Hollanda'da yapılan bir araştırmaya göre, ritim, melodi ve harmoni derslerinin, bilişsel becerilerin gelişimi üzerine son derece açık bir etkisi mevcut. Çalışma, 2 yıl boyunca ekstra müzik dersi verilen çocukların dil gelişimlerinin ve yaptıkları çalışmaları bitirme kapasitelerinin arttığını ve diğer derslerde de daha başarılı sonuçlara sahip olduklarını ortaya koyuyor.
Ancak dünya çapındaki genel sorun, okullarda iyi müzik eğitimi alma ve enstrüman çalmayı öğrenme hakkının, sadece orta ve üst düzey ekonomik sınıfa ait ailelerin çocuklarına özel olduğunun düşünülmesi. Eğitim sisteminde müzik eğitiminin yeterli yer bulamaması, ailelerin müfredat dışı programlara yönelmeleri ve bir enstrüman çalmayı öğrenmek için saatlik ders ücretlerinin oldukça yüksek olması bu düşünceyi maalesef destekler vaziyette...
Oysa, müzikle uğraşmanın bambaşka dünyalara açılan farklı bir dil olması göz önünde bulundurulursa, bu her çocuğun temel hakkı olmalı. Örneğin Finlandiya, dünyanın en iyi müzik eğitimi sistemlerinden birine sahip. Ülkede müziği ve bir enstrüman çalmayı öğrenmek, okullardaki en temel derslerden. Prensibe göre, bir çocuk müzikle ilişki kurmak için hiçbir zaman çok küçük değil ve işin anahtarı bireysel yaratıcılığın yardımıyla verilen bir müzik eğitimi.
Çocukları korolara göndermek yerine, müzikal keşiflerinde özgür bırakarak yönlendiren bu eğitim sisteminin son derece başarılı olması, Finlandiya'nın son 30 senenin en sıra dışı müzisyenlerini çıkarmış olmasıyla teyit edilebiliyor. Bununla beraber, elbette Finlandiya'daki her çocuk bir yıldız olmuyor. Ancak asıl önemli nokta, müzikal eğitimin, eğitim sisteminde bir "olmazsa olmaz" olması ve her çocuğa aynı fırsatın verilmesi.
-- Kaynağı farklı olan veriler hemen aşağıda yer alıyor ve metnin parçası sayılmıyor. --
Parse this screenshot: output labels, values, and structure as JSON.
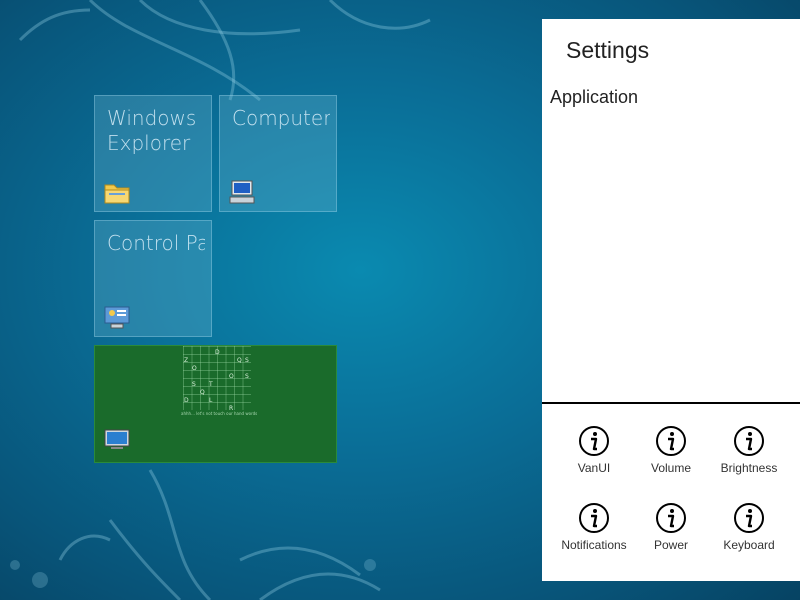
{
  "tiles": [
    {
      "title": "Windows Explorer",
      "icon": "folder-icon"
    },
    {
      "title": "Computer",
      "icon": "computer-icon"
    },
    {
      "title": "Control Panel",
      "icon": "control-panel-icon"
    }
  ],
  "game_tile": {
    "letters": [
      "D",
      "Q",
      "S",
      "Z",
      "O",
      "O",
      "S",
      "S",
      "T",
      "Q",
      "D",
      "L",
      "R"
    ],
    "caption": "ahhh... let's not touch our hand words",
    "icon": "monitor-icon"
  },
  "settings": {
    "title": "Settings",
    "section": "Application",
    "buttons": [
      {
        "label": "VanUI",
        "icon": "info-icon"
      },
      {
        "label": "Volume",
        "icon": "info-icon"
      },
      {
        "label": "Brightness",
        "icon": "info-icon"
      },
      {
        "label": "Notifications",
        "icon": "info-icon"
      },
      {
        "label": "Power",
        "icon": "info-icon"
      },
      {
        "label": "Keyboard",
        "icon": "info-icon"
      }
    ]
  },
  "colors": {
    "background": "#0a6d96",
    "tile": "#78bed7",
    "game_tile": "#1a6b2b",
    "panel": "#ffffff"
  }
}
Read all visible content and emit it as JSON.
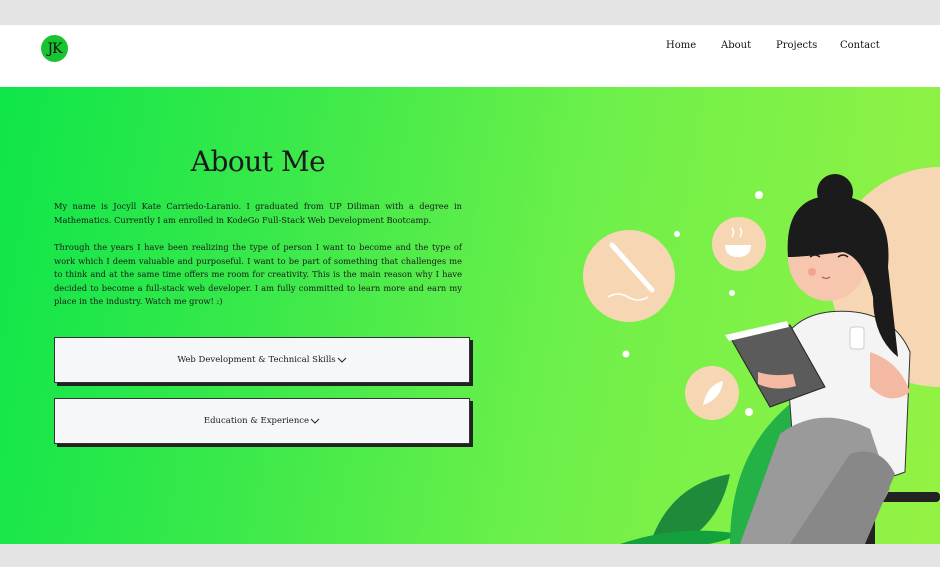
{
  "logo": {
    "text": "JK"
  },
  "nav": {
    "home": "Home",
    "about": "About",
    "projects": "Projects",
    "contact": "Contact"
  },
  "about": {
    "title": "About Me",
    "paragraph1": "My name is Jocyll Kate Carriedo-Laranio. I graduated from UP Diliman with a degree in Mathematics. Currently I am enrolled in KodeGo Full-Stack Web Development Bootcamp.",
    "paragraph2": "Through the years I have been realizing the type of person I want to become and the type of work which I deem valuable and purposeful. I want to be part of something that challenges me to think and at the same time offers me room for creativity. This is the main reason why I have decided to become a full-stack web developer. I am fully committed to learn more and earn my place in the industry. Watch me grow! :)"
  },
  "accordions": [
    {
      "label": "Web Development & Technical Skills",
      "icon": "chevron-down-icon"
    },
    {
      "label": "Education & Experience",
      "icon": "chevron-down-icon"
    }
  ],
  "colors": {
    "accent": "#19c432",
    "hero_start": "#0ee64a",
    "hero_end": "#95f244"
  }
}
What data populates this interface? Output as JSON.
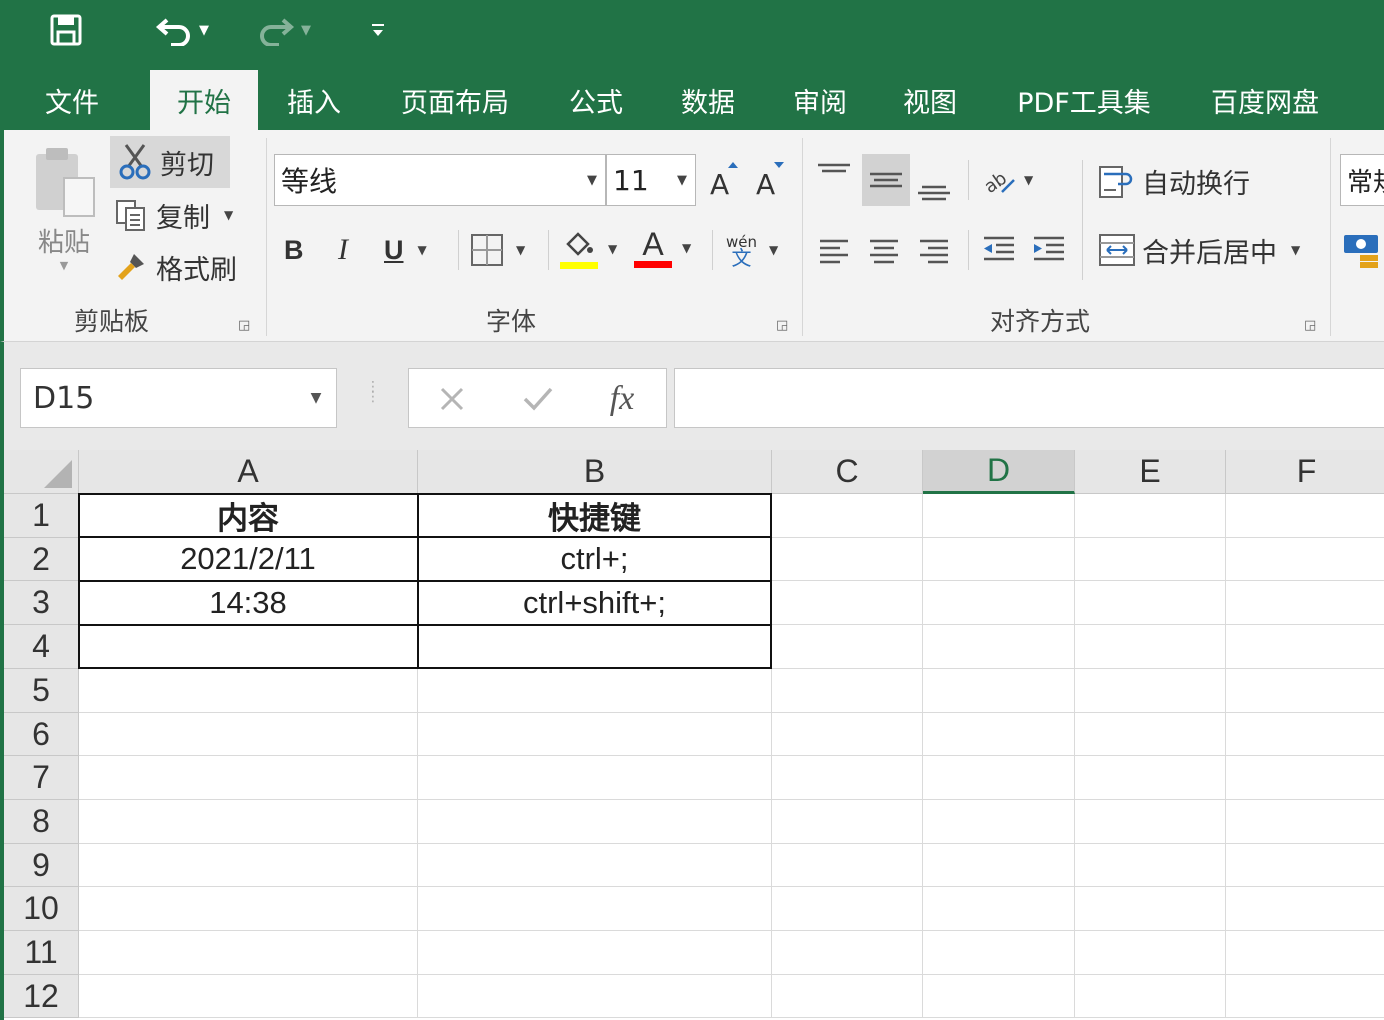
{
  "tabs": [
    "文件",
    "开始",
    "插入",
    "页面布局",
    "公式",
    "数据",
    "审阅",
    "视图",
    "PDF工具集",
    "百度网盘"
  ],
  "active_tab": "开始",
  "clipboard": {
    "paste": "粘贴",
    "cut": "剪切",
    "copy": "复制",
    "format_painter": "格式刷",
    "group_label": "剪贴板"
  },
  "font": {
    "name": "等线",
    "size": "11",
    "group_label": "字体",
    "bold": "B",
    "italic": "I",
    "underline": "U",
    "font_color_letter": "A",
    "phonetic_top": "wén",
    "phonetic_bottom": "文",
    "fill_color": "#ffff00",
    "font_color": "#ff0000"
  },
  "alignment": {
    "wrap_text": "自动换行",
    "merge_center": "合并后居中",
    "group_label": "对齐方式"
  },
  "number": {
    "format_partial": "常规"
  },
  "formula_bar": {
    "name_box": "D15",
    "fx": "fx",
    "formula": ""
  },
  "sheet": {
    "columns": [
      "A",
      "B",
      "C",
      "D",
      "E",
      "F"
    ],
    "selected_column": "D",
    "rows": [
      "1",
      "2",
      "3",
      "4",
      "5",
      "6",
      "7",
      "8",
      "9",
      "10",
      "11",
      "12"
    ],
    "cells": {
      "A1": "内容",
      "B1": "快捷键",
      "A2": "2021/2/11",
      "B2": "ctrl+;",
      "A3": "14:38",
      "B3": "ctrl+shift+;"
    }
  },
  "colors": {
    "excel_green": "#217346",
    "ribbon_bg": "#f3f3f3"
  }
}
BBC'nin geleneksel olarak her sene düzenlediği "Genç Müzisyen" yarışmasını kazanan gençlere göre, hiçbir yaştan çocuk, müzik eğitimi fırsatını kaçırmamalı. Başlattıkları kampanya dahilinde, İngiltere'de enstrümantal müzik öğreniminin eksikliğinden muzdarip olduklarını belirtiyor ve enstrüman çalmayı öğrenmenin her çocuğun yararlanabileceği bir hak haline getirilmesini, ailelerin bu konudaki masraflardan muaf tutulmasını istediklerini dile getiriyorlar. Müziğin, çocukların hayatlarının olmazsa olmazı haline getirilmesinin son derece önemli olduğundan bahseden gençler, Londra'nın seçilen okullarındaki tüm çocuklara bedava enstrüman dersi verilen " Her Çocuk Bir Müzisyendir " projesini örnek gösteriyorlar.
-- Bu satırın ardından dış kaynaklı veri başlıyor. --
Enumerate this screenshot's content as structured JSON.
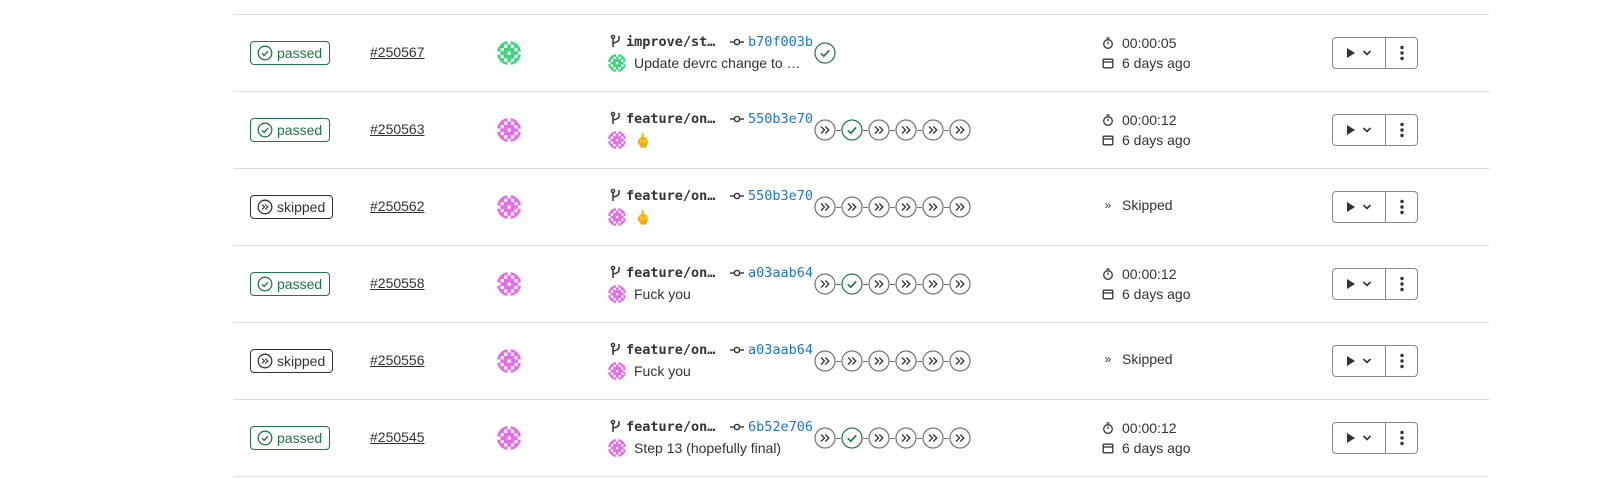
{
  "colors": {
    "passed": "#217645",
    "skipped": "#333238",
    "link": "#1f75cb",
    "border": "#dcdcde",
    "avatar_green": "#3fd37d",
    "avatar_pink": "#e56be8"
  },
  "pipelines": [
    {
      "status": "passed",
      "status_label": "passed",
      "id": "#250567",
      "avatar": "green",
      "branch": "improve/stg…",
      "sha": "b70f003b",
      "commit_title": "Update devrc change to …",
      "stages": [
        "passed"
      ],
      "duration": "00:00:05",
      "finished": "6 days ago",
      "skipped_label": ""
    },
    {
      "status": "passed",
      "status_label": "passed",
      "id": "#250563",
      "avatar": "pink",
      "branch": "feature/onp…",
      "sha": "550b3e70",
      "commit_title": "🖕",
      "stages": [
        "skipped",
        "passed",
        "skipped",
        "skipped",
        "skipped",
        "skipped"
      ],
      "duration": "00:00:12",
      "finished": "6 days ago",
      "skipped_label": ""
    },
    {
      "status": "skipped",
      "status_label": "skipped",
      "id": "#250562",
      "avatar": "pink",
      "branch": "feature/onp…",
      "sha": "550b3e70",
      "commit_title": "🖕",
      "stages": [
        "skipped",
        "skipped",
        "skipped",
        "skipped",
        "skipped",
        "skipped"
      ],
      "duration": "",
      "finished": "",
      "skipped_label": "Skipped"
    },
    {
      "status": "passed",
      "status_label": "passed",
      "id": "#250558",
      "avatar": "pink",
      "branch": "feature/onp…",
      "sha": "a03aab64",
      "commit_title": "Fuck you",
      "stages": [
        "skipped",
        "passed",
        "skipped",
        "skipped",
        "skipped",
        "skipped"
      ],
      "duration": "00:00:12",
      "finished": "6 days ago",
      "skipped_label": ""
    },
    {
      "status": "skipped",
      "status_label": "skipped",
      "id": "#250556",
      "avatar": "pink",
      "branch": "feature/onp…",
      "sha": "a03aab64",
      "commit_title": "Fuck you",
      "stages": [
        "skipped",
        "skipped",
        "skipped",
        "skipped",
        "skipped",
        "skipped"
      ],
      "duration": "",
      "finished": "",
      "skipped_label": "Skipped"
    },
    {
      "status": "passed",
      "status_label": "passed",
      "id": "#250545",
      "avatar": "pink",
      "branch": "feature/onp…",
      "sha": "6b52e706",
      "commit_title": "Step 13 (hopefully final)",
      "stages": [
        "skipped",
        "passed",
        "skipped",
        "skipped",
        "skipped",
        "skipped"
      ],
      "duration": "00:00:12",
      "finished": "6 days ago",
      "skipped_label": ""
    }
  ]
}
1990'daki yarışmayı 15 yaşında kazanan Nicola Loud, keman çalmaya 4 yaşında anaokulunda aldığı ücretsiz derslerle başladığını anlatıyor. Loud, kariyerinin başlamasını sağlayan bu dersleri aldığı için çok şanslı olduğunu da ekliyor. Yarışmanın 1984'teki galibi Emma Johnson ise, gittiği ilkokulda hiçbir öğretmenin bir müzik enstrümanı çalmayı bilmediğinden yakınıyor. 1980'de yarışmayı kazanan Daniel ise, bu kampanyanın sadece kendileri gibi müzisyen olacak çocuklar için değil, tüm çocuklar için bir temel hak teşkil edecek şekilde yaygınlaşması gerektiğini anlatıyor. Özel okullarla devlet okulları arasındaki imkan farklılıklarının altını çizen Daniel'a göre ortada ciddi bir haksızlık söz konusu.
İşçi Partisi eski liderlerinden Harriet Harman ise, kampanyayı İngiltere'de parlamentoya taşıyanlardan; ve bu adaletsizliğin kabul edilmemesi gerekliliğini savunuyor. Eğitim Bakanlığı sözcüsünün yaptığı açıklamaya göre, konuyla ilgili eylem planlarını kapsayan projelerini hayata geçirmek üzereler.